Le Collège des promoteurs des auto-écoles du Gabon, dirigés par leur président Judicaël Moubamba, ont tenu une conférence de presse cet après-midi au quartier Cosmopak, dans le 3ème arrondissement de Libreville pour se désolidariser des déclarations de Yves Ndong Essono. Ces déclarations, publiées dans plusieurs journaux en ligne, visaient le commandant Guy Bertrand Oscar Sadibi Mapangou, directeur du Centre national des examens du permis de conduire (CNEPC), qui a récemment dénoncé le désordre dans leur secteur d’activité.
Selon Judicaël Moubamba, Yves Ndong Essono n’a jamais été mandaté pour parler en leur nom. « En effet, nous n’avons pas fait de Yves Ndong notre porte-parole. Il est membre, il n’est pas porte-parole. Donc, nous ne nous reconnaissons pas dans ses propos », a-t-il affirmé.
Le président Moubamba a tenu à rappeler que le CNEPC a mis en place des réformes permettant aux usagers d’obtenir leurs documents en deux semaines. « Nous pouvons affirmer que les faux permis de conduire dont fait état monsieur Essono sont clairement fabriqués dans des circuits illicites et en toute illégalité », a-t-il souligné, entouré par son bureau.
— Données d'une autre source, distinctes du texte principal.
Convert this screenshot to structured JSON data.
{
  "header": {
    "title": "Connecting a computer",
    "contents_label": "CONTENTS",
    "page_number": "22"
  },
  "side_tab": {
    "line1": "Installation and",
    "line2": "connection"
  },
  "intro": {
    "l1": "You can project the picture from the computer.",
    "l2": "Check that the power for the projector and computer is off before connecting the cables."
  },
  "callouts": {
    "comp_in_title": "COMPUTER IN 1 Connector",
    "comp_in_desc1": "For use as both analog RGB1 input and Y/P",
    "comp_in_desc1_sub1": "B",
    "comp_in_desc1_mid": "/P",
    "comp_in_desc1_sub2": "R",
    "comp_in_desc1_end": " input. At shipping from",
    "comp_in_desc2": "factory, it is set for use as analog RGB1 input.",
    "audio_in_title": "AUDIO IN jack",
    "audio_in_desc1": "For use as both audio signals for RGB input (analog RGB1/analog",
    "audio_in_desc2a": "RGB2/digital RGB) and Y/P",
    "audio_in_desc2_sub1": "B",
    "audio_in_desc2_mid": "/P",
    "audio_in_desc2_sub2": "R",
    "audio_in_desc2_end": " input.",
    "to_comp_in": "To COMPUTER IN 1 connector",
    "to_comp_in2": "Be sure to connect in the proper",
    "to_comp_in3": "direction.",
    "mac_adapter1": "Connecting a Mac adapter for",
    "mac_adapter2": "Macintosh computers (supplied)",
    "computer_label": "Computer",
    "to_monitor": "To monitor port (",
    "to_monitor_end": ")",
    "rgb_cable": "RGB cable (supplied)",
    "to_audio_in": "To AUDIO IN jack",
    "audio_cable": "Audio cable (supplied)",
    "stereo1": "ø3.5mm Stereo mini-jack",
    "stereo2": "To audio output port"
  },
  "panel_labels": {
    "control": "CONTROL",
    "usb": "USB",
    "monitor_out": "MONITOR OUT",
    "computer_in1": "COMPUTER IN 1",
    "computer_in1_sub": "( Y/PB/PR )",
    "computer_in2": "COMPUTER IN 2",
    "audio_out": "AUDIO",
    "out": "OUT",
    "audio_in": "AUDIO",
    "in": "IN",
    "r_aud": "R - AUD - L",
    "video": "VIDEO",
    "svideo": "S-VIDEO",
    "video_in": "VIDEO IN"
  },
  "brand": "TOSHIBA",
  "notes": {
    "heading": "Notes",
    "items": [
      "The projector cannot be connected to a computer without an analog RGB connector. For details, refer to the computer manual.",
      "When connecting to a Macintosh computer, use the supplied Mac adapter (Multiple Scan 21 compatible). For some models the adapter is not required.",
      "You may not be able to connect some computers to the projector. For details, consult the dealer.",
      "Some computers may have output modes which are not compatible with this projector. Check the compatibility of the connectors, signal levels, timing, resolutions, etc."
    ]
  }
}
« Depuis l’arrivée à la tête du Centre national des examens du permis de conduire, l’administration a tout fait pour mettre hors d’état de nuire ces pratiques d’un autre âge », a-t-il ajouté.

Le président a également précisé que le CNEPC, dirigé par le commandant Guy Bertrand Oscar Sadibi Mapangou, a pris des mesures rigoureuses pour séparer le bon grain de l’ivraie tout en respectant la réglementation en vigueur. « Le Centre national des examens du permis de conduire n’a pas vocation à fixer les dates de l’examen selon les promoteurs des auto-écoles », a-t-il rappelé.
Désolidarisation de Yves Ndong Essono et excuses aux autorités
Face à cette situation embarrassante, les promoteurs des auto-écoles se sont clairement désolidarisés de l’un de leurs membres qui a agi en solo. « Nous voulons ici nous désolidariser de ces propositions irresponsables et qui ne sont pas conformes à la vérité. Nous voulons aussi par la même occasion présenter nos vives excuses aux autorités du ministère des Transports, en particulier au ministre, au directeur général des transports terrestres, et au directeur du centre national des examens du permis de conduire. Nous avons identifié deux entités qui détournaient les frais d’examens de leurs apprenants. Ils prétextent que le centre a reçu leur dossier alors que les frais de dossier, après avoir pris les ordres de recettes, sont détournés par ces responsables d’établissements de conduite », a déclaré Judicaël Moubamba.
Judicaël Moubamba a conclu en affirmant que leur organisation est capable de fournir des preuves à l’appui de leurs déclarations.